There’s a lot of handwringing in business nowadays about the loss of trust–HBR’s June issue features a spotlight on trust. And the news is filled with stories of consumers suspecting the safety and quality of products, manufacturers doubting the reliability of overseas suppliers, and investors wondering if executives are skimming profits through complicated compensation schemes. Meanwhile it’s hard for employees to trust bosses when companies are under enormous pressure to cut costs. I’ve heard colleagues wonder if “trust is at an all-time low.”
So it’s a good time now to reflect on one of the great achievements of the 20th century: the enormous increase in business trust overall.
Let’s focus on the United States, but the same dynamic has played out in much of the rest of the world. Imagine if we could have asked Americans in 1900 the following questions:
Would you be willing to eat vegetables grown in Chile?
Would you be willing to give your children toys made in (what we now call) Vietnam?
Would you entrust part of your retirement savings to Polish companies?
Would you be willing to pay in advance for products costing thousands of dollars from a company you know only from typed messages?
Would you be willing to rely on overseas manufacturers, whom you communicate with only by translation, for key components in your quickly-outdated products?
Would you be willing to work for a company controlled by a Chinese family?
Our survey would have yielded only laughter in most cases. But for Americans in 2008, these were all common activities, often producing no worries at all. Improvements in logistics, marketing, online commerce and portfolio management have made most of these activities feasible, while a variety of legal and regulatory changes–not to mention protections that business has developed on its own–have helped to reassure buyers. Most of these activities are still common today. Yet we still tend to think that business trust is falling, because we’re hypersensitive to scandal.
I was recently talking to a friend about junk bonds. She remembered the insider trading of the 1980s and had assumed the scandal had killed off these disreputable securities. She was astounded when I said junk bonds are now a normal and popular way to invest in companies, at least for institutions, and one that has helped several major companies get crucial funding in their early years.
Some scholars argue, in fact, that we’re too willing to trust, and that we should be more circumspect. What’s dangerous for individuals, though, may have been crucial for business development, because every innovation is a little shaky and needs credible people to try it out until it’s ready for prime time. A little bit of initial trust has gone a long way in creating a situation where trust is commonplace for all sorts of activities crucial to our prosperity.
The usual surveys of business trust, such as the Edelman Trust Barometer, don’t capture these improvements. That’s because they ask such abstract questions as, “Do you trust business to do what’s right.” While useful to get at changes in current prestige (e.g., that until last year, people tended to think better of business than of government)–these questions inevitably miss out on the long-term increase in trust. Surveyors rarely ask about concrete actions that would force people to reflect on how much they implicitly trust business.

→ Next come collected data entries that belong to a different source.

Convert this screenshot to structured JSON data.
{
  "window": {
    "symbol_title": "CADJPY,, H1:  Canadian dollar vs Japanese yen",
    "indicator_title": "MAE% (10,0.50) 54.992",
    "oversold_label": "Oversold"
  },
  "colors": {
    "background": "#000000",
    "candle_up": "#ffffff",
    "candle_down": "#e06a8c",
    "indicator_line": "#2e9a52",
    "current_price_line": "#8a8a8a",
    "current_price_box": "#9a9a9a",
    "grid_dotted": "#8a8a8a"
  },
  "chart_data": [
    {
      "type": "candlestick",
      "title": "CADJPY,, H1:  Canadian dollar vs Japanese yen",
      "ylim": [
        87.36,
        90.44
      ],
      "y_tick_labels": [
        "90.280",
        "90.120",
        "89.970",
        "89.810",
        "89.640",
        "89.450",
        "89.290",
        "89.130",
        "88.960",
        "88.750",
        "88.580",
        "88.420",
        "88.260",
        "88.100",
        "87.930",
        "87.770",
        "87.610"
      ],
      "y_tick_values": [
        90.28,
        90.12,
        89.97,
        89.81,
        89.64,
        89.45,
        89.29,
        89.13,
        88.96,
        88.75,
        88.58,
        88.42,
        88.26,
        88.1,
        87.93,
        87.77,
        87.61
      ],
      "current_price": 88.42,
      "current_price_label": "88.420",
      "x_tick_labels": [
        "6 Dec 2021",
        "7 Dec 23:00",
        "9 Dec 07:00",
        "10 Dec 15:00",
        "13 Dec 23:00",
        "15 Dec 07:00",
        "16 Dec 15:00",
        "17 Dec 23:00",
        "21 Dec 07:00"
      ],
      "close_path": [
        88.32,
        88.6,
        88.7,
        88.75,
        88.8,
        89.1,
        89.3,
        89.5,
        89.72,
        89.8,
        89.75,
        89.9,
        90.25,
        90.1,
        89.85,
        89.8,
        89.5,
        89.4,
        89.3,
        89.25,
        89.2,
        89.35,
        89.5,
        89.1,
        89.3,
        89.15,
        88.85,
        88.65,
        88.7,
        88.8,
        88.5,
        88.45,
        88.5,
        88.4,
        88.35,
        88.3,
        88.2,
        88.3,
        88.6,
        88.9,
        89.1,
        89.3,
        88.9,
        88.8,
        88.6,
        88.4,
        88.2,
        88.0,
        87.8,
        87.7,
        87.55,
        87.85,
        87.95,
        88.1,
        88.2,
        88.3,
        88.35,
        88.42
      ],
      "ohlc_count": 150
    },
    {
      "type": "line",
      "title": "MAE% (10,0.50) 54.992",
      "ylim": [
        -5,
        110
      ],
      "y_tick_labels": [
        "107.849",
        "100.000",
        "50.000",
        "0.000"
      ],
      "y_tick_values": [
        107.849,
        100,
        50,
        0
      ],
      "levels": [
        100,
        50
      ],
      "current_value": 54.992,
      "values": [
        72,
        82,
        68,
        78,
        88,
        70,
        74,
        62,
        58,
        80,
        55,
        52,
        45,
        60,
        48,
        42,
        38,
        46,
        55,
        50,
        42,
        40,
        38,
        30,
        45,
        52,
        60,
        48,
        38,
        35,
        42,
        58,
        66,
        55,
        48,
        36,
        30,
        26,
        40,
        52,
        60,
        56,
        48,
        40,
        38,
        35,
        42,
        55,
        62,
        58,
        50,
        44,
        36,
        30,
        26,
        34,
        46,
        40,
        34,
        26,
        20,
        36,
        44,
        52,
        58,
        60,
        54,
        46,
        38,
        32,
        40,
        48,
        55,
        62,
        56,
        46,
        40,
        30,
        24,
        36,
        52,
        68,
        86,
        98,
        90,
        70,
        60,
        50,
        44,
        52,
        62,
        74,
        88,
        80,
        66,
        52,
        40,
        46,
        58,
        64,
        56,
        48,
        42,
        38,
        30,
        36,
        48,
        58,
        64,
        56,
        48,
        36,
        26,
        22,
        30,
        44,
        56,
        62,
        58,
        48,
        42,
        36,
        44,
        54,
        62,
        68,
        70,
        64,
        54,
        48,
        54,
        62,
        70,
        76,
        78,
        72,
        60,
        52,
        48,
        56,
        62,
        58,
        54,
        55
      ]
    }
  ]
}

People take past gains in trust for granted, and focus on recent reports. News of poisonous toys from China, for example, will dampen trust even though these same consumers may still have no problem buying toys made in Singapore.
And while we’re seeing a lot of concern now, especially with the extreme tightening of credit, there’s no sign that the recession has scared people into long-lasting changes in their commercial habits. It’s entirely likely that, as with other business challenges in the past, companies, government and nonprofits will work together in the usual way to fix the underlying problems and eventually regain the same high levels of trust as before.
How will we know for sure whether this recession has been just a temporary drop in the continuing increase in business trust?
All we can do is watch what people do with their wallet, not what they say.